Sto leggendo Lettere contro la guerra, di Terzani.
Uno dei concetti su cui insiste di più è che troppi (e fra questi soprattutto gli americani) fanno coincidere giustizia con vendetta.
Se non si supera questo livello animale con un po' di perdono non se ne esce.
Ma non riesco più a digerire tutto questo dispendio di parole. Cazzo!!! E' stato impiccato Saddam! Possibile che ci si mobiliti per un dittatore sanguinario e non lo si sia fatto per tutti gli altri, anonimi, molti dei quali innocenti?
Ipocriti!
Ultima cosa: con che faccia di merda ci lamentiamo del fatto che IN IRAQ ci sia la pena di morte e non diciamo un cazzo su quello che ancora avviene negli occidentalissimi USA?

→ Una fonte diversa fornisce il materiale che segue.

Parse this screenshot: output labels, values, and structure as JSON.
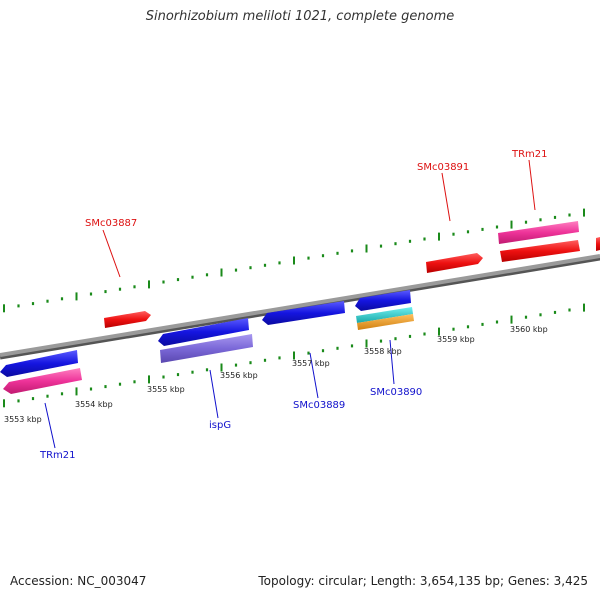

Non ho mai conosciuto una sola persona, che fosse consapevolmente contraria all'istituto giuridico "pena di morte", che ammettesse eccezioni. Dovrebbe essere ovvio, ma apparentemente non è così.
C'è invece un sacco di gente che, quando si arriva a parlare della pena di morte comminata a qualcuno in particolare, si lamenta che non si parli "mai" della sorte degli "altri" condannati. Forse questo "sacco di gente" potrebbe stare più attento a quello che le succede intorno. Ogni condanna a morte eseguita negli USA è accompagnata da proteste (interne ed esterne), solo per fare un esempio.
Chi è consapevolmente contrario alle pena di morte - in quanto istituto giuridico - non ammette eccezioni. Non è ovvio? Apparentemente no, purtroppo.
Il caso della condanna a Saddam è particolarmente importante (oserei dire "emblematico").
È "facile" opporsi alla condanna a morte di un innocente; della vittima di un errore giudiziario; della "vittima" di un ambiente "criminogeno"; del "mostro" pentito. È "facile" opporsi alla morte comminata a chi "merita di continuare a vivere". In questo modo però ci si oppone alla sentenza, non alla pena. Non ci si oppone veramente all'istituto giuridico, ma al suo utilizzo in un caso particolare.
Saddam, invece, era ingiustificabile; indifendibile; "un dittatore sanguinario". Nessuno potrebbe decentemente sostenerne i "meriti", mentre le colpe sono talmente numerose che non si possono contare.
Opporsi alla pena di morte comminata a Saddam è davvero opporsi alla pena di morte in se stessa.
Se Saddam non fosse stato ucciso, ma punito diversamente, sarebbe stata sconfitta la logica della "dittatura sanguinaria", sulla quale si era basato il suo potere. Il messaggio per la regione medio-orientale e per il mondo sarebbe stato (potenzialmente) sconvolgente, scandaloso, rinnovatore: rispetto alla violenza un'altra strada è possibile.
Non uccidere Saddam avrebbe dimostrato che la barbarie può essere evitata. Che c'è un'altra via: la non violenza.
È secondo me marginale, ma degno di nota (e centrale nell'articolo di Ovadia) che la non violenza sia a fondamento della tanto strombazzata civiltà giudaico-cristiana, o perlomeno dei fenomeni religiosi da cui essa civiltà pretende di avere avuto origine; gli auto-nominati paladini del giudeo-cristianesimo, invece, applaudono alla "giusta" violenza contro i "nemici" e giustificano i - cosiddetti - danni collaterali. Se proprio vogliamo gridare agli "ipocriti" mi sembra di individuare in quest'ultimo filone una più interessante direzione di indagine...
P.S.: si faccia comunque attenzione a non confondere la "ggente mobilitata per Saddam" con chi realmente e consapevolmente si oppone alla pena di morte. Della pena di morte non frega in realtà niente a (quasi) nessuno; prova ne sia che questo thread ha ricevuto (con il mio) due commenti in quattro giorni (0,5 al giorno). I will survive, invece, ne ha totalizzati 242 in sette giorni (settanta volte di più). Una differenza significativa, tanto più che registrata tra un pubblico (si suppone) mediamente colto, attento, sensibile.
Mi ripeto: della pena di morte non frega in realtà niente a (quasi) nessuno.